The initiative came to light last week in a New York Times story that cited an internal announcement of the department’s new priority: “investigations and possible litigation related to intentional race-based discrimination in college and university admissions.” Though the document didn’t specify who’s considered at risk from affirmative action policies, both critics and supporters of the initiative told the Times that the effort is targeting programs that seek to help black and Latino students.

Why this issue, and why now? The second question is easier to answer than the first one. The move is timed to appeal to Americans who see anti-white bias as a significant problem — and nearly half of Trump voters believe that whites face “a lot of discrimination,” they told pollsters just after the election. What’s more, according to recent research by Cato Institute polling director Emily Ekins, the voters who feel a sense of racial solidarity with the president are also the most likely of his supporters to stand by him through his administration’s many twists and turns.
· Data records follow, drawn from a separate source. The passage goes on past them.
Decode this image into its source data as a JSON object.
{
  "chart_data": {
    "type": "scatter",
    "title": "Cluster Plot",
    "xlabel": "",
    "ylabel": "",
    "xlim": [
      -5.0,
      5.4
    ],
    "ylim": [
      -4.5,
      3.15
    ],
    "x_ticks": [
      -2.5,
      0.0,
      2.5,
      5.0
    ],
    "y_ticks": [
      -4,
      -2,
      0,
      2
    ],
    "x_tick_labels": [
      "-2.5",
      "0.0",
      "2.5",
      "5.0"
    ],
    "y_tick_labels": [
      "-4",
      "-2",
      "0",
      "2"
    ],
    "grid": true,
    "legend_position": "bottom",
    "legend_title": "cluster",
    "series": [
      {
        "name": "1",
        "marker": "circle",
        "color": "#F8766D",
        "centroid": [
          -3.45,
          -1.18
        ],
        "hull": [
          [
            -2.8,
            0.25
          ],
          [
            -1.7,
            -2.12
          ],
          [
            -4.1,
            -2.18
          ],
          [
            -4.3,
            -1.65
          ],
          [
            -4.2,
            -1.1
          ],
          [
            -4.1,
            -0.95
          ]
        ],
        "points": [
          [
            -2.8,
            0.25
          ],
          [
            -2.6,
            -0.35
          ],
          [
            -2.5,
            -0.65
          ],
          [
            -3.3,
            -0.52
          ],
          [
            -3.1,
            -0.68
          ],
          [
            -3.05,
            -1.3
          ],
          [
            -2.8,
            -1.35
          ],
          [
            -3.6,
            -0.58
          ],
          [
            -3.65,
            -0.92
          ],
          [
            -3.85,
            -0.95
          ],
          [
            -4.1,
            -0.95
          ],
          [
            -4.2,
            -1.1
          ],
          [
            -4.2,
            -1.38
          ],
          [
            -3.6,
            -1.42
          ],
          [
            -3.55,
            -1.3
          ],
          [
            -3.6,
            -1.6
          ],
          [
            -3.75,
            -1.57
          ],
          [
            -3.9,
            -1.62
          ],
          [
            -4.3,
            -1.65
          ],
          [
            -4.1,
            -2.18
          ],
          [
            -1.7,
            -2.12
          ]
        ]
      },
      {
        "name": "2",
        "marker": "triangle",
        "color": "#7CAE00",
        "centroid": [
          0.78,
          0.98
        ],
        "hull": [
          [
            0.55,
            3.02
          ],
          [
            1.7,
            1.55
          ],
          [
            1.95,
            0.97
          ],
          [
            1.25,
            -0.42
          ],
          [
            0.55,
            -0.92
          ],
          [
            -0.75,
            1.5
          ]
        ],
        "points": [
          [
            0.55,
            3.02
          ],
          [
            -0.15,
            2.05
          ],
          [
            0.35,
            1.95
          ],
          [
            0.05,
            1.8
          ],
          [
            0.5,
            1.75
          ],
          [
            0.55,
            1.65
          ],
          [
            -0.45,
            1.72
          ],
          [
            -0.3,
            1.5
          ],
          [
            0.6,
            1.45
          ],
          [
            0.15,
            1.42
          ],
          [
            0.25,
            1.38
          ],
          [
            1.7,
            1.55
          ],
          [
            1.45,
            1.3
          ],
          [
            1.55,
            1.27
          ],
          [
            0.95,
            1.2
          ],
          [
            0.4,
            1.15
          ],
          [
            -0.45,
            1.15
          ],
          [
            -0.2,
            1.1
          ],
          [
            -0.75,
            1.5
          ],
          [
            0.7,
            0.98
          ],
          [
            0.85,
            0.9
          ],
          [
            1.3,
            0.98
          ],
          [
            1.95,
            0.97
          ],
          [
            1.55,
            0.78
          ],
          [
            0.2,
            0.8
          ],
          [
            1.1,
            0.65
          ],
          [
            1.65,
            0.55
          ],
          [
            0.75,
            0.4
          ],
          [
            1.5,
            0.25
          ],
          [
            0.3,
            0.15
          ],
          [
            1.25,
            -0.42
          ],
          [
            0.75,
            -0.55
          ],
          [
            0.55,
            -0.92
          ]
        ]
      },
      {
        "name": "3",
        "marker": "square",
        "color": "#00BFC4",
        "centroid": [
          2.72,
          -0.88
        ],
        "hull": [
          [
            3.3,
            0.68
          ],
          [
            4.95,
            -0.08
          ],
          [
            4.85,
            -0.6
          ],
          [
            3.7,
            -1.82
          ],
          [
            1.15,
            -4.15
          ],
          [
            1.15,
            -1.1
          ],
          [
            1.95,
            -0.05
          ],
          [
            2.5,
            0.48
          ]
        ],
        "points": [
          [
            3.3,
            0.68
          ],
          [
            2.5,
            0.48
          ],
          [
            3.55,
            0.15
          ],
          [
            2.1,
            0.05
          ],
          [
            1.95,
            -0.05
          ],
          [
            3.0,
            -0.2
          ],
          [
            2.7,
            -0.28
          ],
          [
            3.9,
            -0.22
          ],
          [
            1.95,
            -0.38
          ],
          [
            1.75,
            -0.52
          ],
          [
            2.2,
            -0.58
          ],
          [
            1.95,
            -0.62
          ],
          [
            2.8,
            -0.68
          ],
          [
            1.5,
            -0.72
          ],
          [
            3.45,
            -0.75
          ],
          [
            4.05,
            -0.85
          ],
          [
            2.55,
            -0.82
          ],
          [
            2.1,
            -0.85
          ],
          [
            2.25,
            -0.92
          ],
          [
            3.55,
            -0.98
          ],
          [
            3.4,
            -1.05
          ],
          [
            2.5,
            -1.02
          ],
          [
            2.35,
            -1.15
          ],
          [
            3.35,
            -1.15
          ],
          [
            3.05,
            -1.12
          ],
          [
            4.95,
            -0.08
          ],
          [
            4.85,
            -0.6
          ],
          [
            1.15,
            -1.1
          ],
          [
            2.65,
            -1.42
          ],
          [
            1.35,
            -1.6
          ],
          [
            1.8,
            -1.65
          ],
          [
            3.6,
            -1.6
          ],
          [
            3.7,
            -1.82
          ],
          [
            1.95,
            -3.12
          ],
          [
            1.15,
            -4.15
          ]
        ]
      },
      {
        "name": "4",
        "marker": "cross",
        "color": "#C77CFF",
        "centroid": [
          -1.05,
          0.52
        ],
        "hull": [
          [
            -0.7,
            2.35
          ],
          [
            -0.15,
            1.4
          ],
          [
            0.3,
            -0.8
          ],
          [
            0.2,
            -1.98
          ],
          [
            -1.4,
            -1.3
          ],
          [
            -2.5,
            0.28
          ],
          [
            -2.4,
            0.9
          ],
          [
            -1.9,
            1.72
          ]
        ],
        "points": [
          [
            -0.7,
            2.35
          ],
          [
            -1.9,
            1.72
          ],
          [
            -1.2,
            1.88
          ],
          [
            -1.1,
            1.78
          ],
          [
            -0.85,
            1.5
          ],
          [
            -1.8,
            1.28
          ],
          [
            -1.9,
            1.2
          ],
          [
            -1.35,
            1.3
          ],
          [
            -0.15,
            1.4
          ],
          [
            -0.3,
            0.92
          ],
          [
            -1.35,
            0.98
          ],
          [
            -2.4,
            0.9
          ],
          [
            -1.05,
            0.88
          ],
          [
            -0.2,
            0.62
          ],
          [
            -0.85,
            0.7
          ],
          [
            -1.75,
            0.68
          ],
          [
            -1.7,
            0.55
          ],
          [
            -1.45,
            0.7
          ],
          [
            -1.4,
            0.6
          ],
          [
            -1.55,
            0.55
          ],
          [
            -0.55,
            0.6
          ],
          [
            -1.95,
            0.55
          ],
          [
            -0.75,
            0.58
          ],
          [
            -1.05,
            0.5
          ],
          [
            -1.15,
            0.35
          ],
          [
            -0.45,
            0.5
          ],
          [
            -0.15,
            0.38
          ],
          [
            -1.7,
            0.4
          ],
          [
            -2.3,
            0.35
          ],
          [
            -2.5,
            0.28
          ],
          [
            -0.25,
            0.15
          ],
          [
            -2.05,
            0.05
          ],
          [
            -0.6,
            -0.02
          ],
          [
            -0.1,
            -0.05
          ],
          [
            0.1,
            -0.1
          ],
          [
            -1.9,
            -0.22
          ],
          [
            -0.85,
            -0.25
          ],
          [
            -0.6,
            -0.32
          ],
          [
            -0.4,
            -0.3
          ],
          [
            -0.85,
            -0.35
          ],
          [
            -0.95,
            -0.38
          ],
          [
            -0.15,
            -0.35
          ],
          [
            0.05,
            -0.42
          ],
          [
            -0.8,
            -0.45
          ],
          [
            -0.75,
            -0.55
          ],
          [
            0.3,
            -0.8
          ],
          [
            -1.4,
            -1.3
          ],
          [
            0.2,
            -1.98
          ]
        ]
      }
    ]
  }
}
And the idea that anti-white bias is actually doing harm is staggeringly hard to combat, despite the mountain of data that show that white people are well served by our higher education system. White adults, for example, are far more likely to obtain a bachelor’s degree than either black or Hispanic Americans. Whites made up 60 percent of the nation’s high school graduates in 2004, according to a 2012 Stanford University study, but accounted for nearly three-quarters of all applicants admitted to the nation’s most selective colleges. And white young people from wealthy families have advantages that others don’t, in the form of parental donations and legacy admission preferences that propel their college applications to the top of the pile.

But in an increasingly diverse society where a bachelor’s degree has become the key to a living wage and a middle-class life, we can’t afford colleges and universities whose doors aren’t open to all students. If the Trump administration can’t be persuaded by the moral arguments for maintaining affirmative action, let’s make the pragmatic case instead. We have too many actual civil rights issues to address without being distracted by a made-up one.